Last week’s confected linking of Paul Keating to the presidency of the International Monetary Fund by Fairfax was cover for an unlikely push for Peter Costello to the position, says the former prime minister.
Keating was deeply unhappy with the story, by Peter Hartcher, which linked Keating and Costello to the position, including a claim by an unnamed “confidant” of Keating’s that he would be interested in the job.
Keating says he is anything but interested in the position. He is currently chairman of the International Advisory Council of China Development Bank, with a balance sheet that is three times that of the World Bank. And Keating believes the IMF and the World Bank are at the nadir of their influence, particularly given the rise of China.
“After its most recent increment last year, the IMF’s reserves were increased from $250 billion to $500 billion,” Keating told Crikey. “China’s foreign currency reserves now stand at over $3000 billion — because the Chinese will not allow the IMF to do to them what it did to Soeharto in 1998.”
In Keating’s view, the G20 was now the effective superintendent of the international monetary system, not the IMF.
The former Prime Minister believes last week’s story was cover for a Costello candidacy, and suggests former Costello adviser and now News Ltd commentator Niki Savva played a role in convincing Hartcher to include Keating as a figleaf for Costello’s ambition for the IMF role.
Savva rejected the claim today. “I cannot remember the last time I spoke/communicated with Peter Hartcher,” said Savva. “It has been many many months. The first I knew of his piece was when it appeared in the newspaper, so I have not been part of any campaign.”
She says her one comment on the issue has been to note Keating and Costello would be good in the role, and that neither is likely to end up in a New York court on s-x charges.
Hartcher also rejects Keating’s claim. According to Keating, after Hartcher reported Keating’s comments about US Treasury Secretary Timothy Geithner in a Chatham House session at the Lowy Institute in 2009, he has refused to deal with the senior Fairfax journalist. When Hartcher contacted him for the article, he declined to provide a response, and says Hartcher neither then nor by email asked whether he was interested in the position.
However, Hartcher hit back at Keating. He told Crikey Keating’s claim about the “Chatham House” Lowy Institute function was wrong — Keating’s comments are on the Lowy Institute website. “This is the first I’ve heard of this Chatham House claim,” Hartcher said.
According to Hartcher, he didn’t get the chance to ask Keating about his interest in the position because Keating spent 20 minutes attacking Fairfax, including over its Barangaroo coverage (the Herald has been campaigning strongly against the redevelopment, in which Keating has been closely involved) before hanging up on him. Claims of Savva’s involvement, Hartcher says, are “complete fiction”.

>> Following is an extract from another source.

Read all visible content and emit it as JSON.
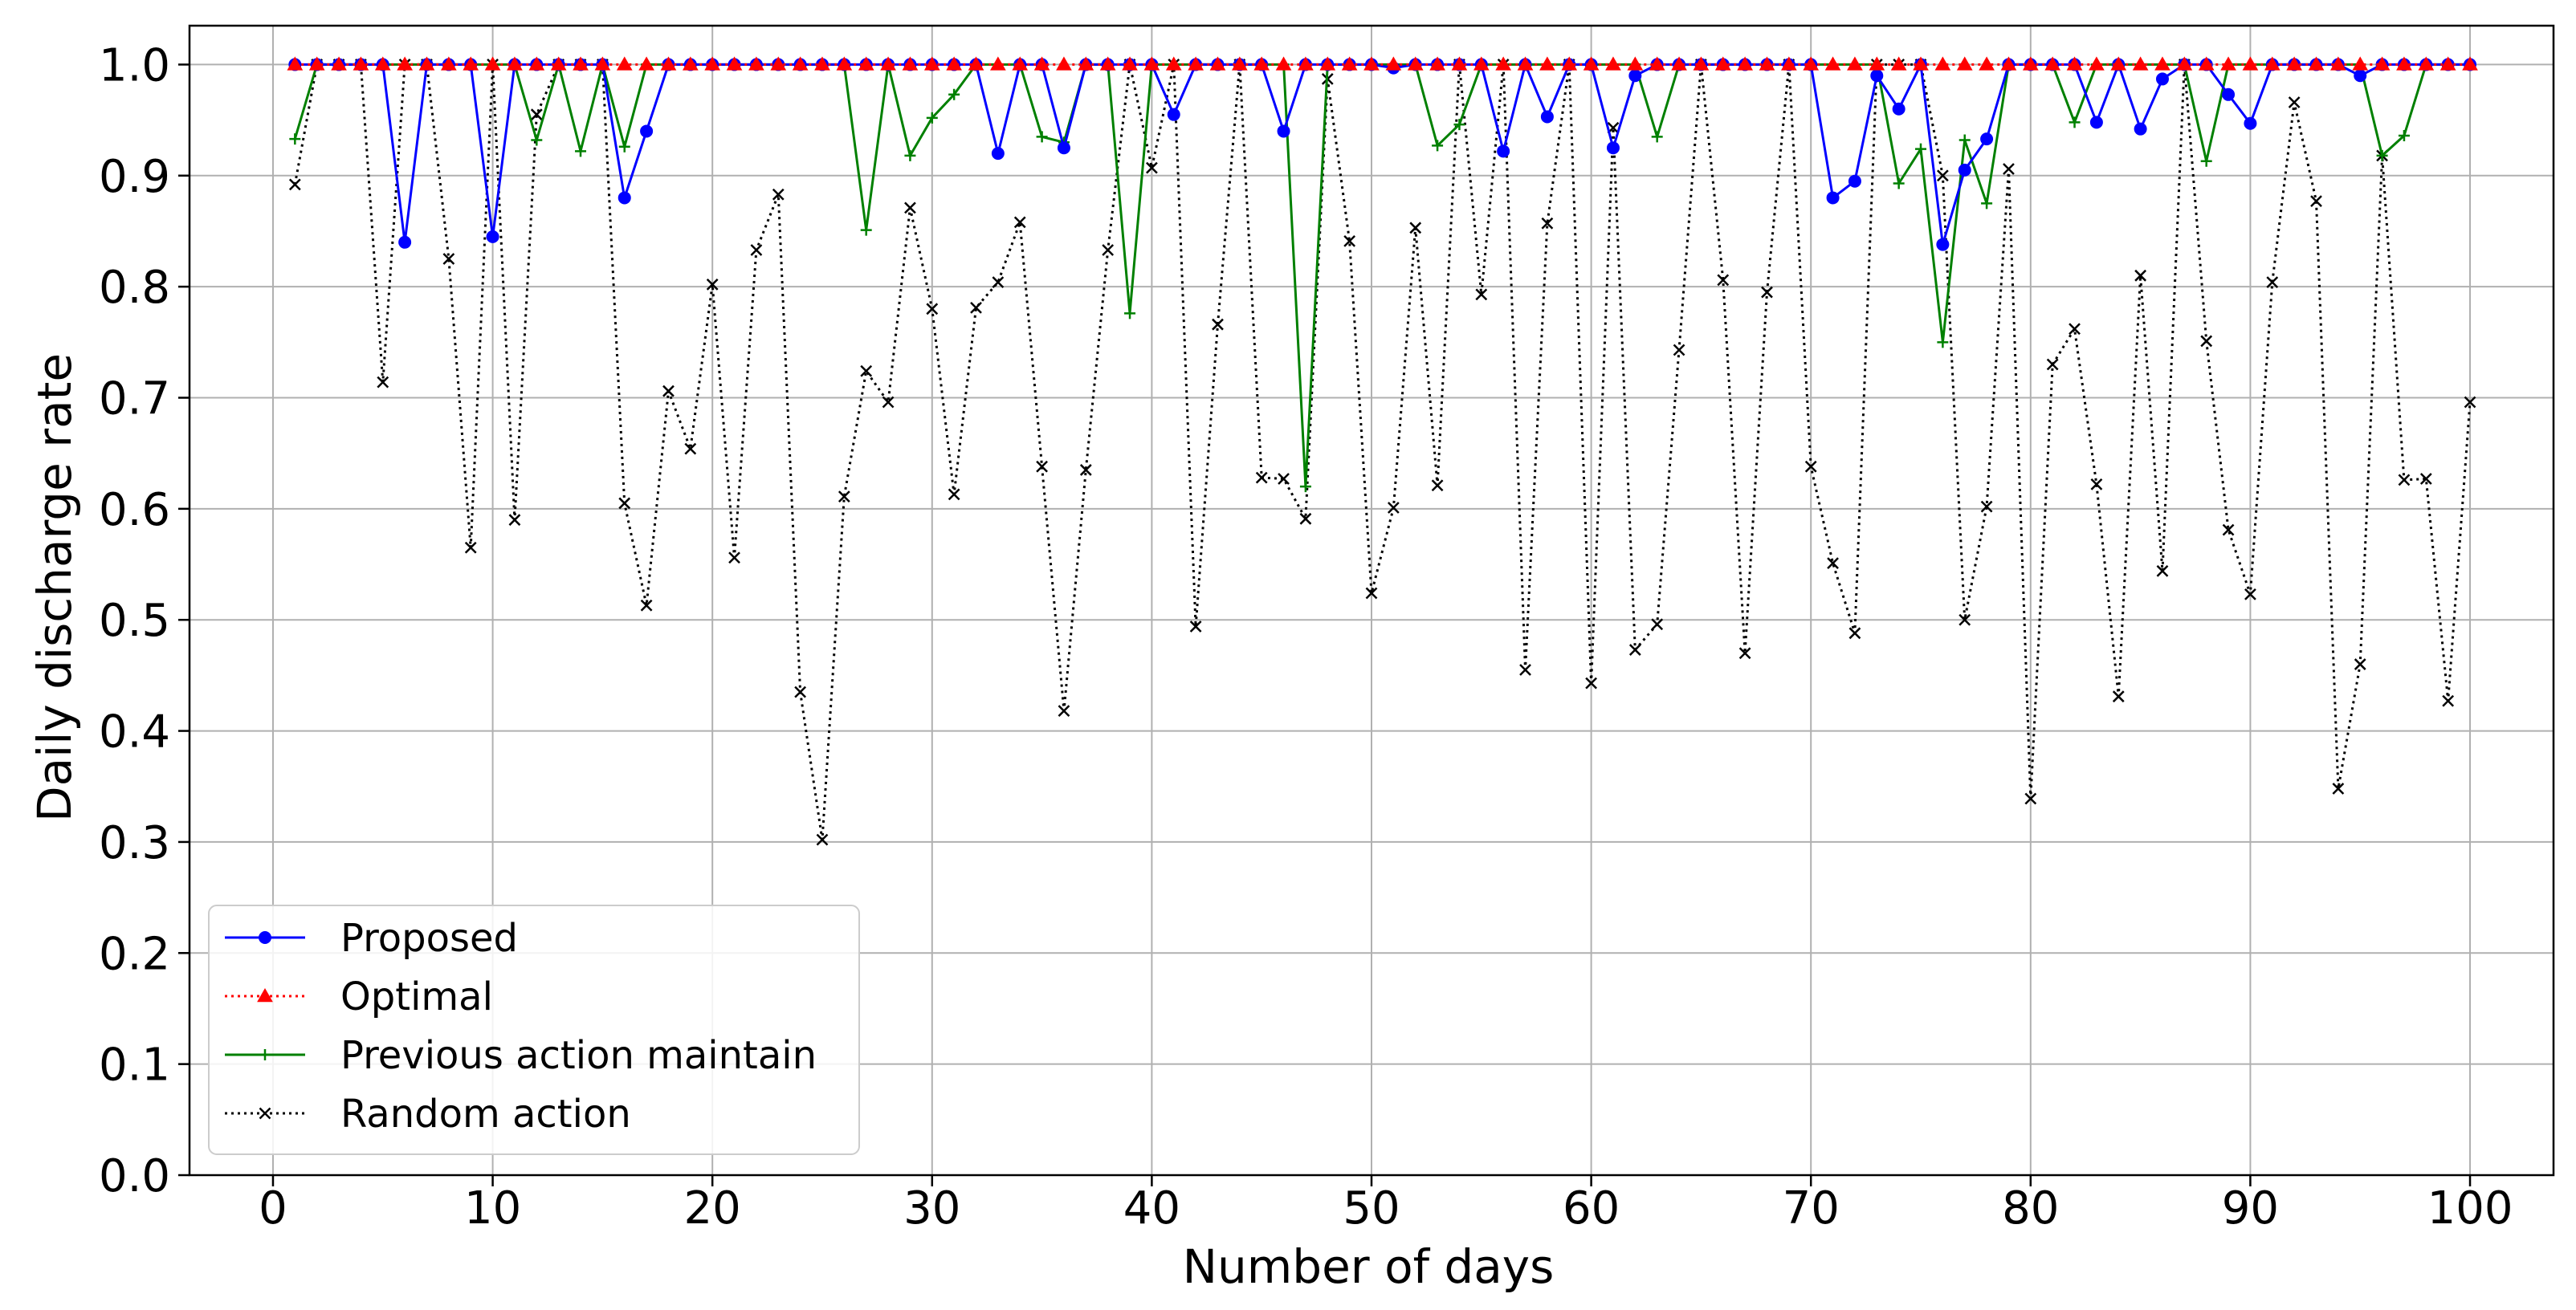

Costello hasn’t commented publicly (his office was unable to respond to Crikey by deadline) but is said to be very interested in the IMF position and is understood to have lobbied two government ministers strongly over it. Costello’s post-politics career has been limited to a Labor appointment to the Future Fund, a role on the World Bank anti-corruption committee and a position with low-profile corporate advisory outfit BKK.
Longtime friend Michael Kroger spruiked Costello’s credentials for the role in The South China Morning Post on the weekend, and Julie Bishop backed Costello in Hartcher’s piece.
But Keating dismissed Costello’s suitability for the role. “People at the top table abroad have a pretty good understanding as to who was responsible for reform in the Australian economy. They know it wasn’t him.”
The former prime minister is also unhappy about The Sydney Morning Herald’s refusal to run his response and sees it as consistent with its campaign against him over the Barangaroo redevelopment. The Herald refused to run a letter from Keating criticising the story and Hartcher’s handling of it:
On Thursday 26 May the Herald carried a front page story that I was interested in being a possible candidate to succeed Dominique Strauss-Kahn as head of the International Monetary Fund. The story has no basis in fact. It is a complete fabrication by your columnist Peter Hartcher. I gave Hartcher no indication that I was in any way interested in the position; in fact, he did not even put the question to me. In the story Hartcher relies on ‘a confidant of Mr Keating’. And who might that be? This is the oldest trick in the journos’ book; putting words into the mouth of some supposedly connected anonymous person. The Hartcher story again illustrates that the Sydney Morning Herald has no premium on truth and accuracy in reporting.
Paul Keating, Sydney
Instead, Fairfax proposed its own Keating response back to him.
Dear Mr Keating,
We would like to present your point of view on the letters page. Would you therefore consider agreeing to the following:
Dear Sir On Thursday 26 May the Herald carried a front page story that I was interested in being a possible candidate to succeed Dominique Strauss-Kahn as head of the International Monetary Fund. Contrary to the implication of your report, I would not be interested, if asked, in the managing director’s post at the IMF.
Keating has so far declined Fairfax’s offer to rewrite his own letter.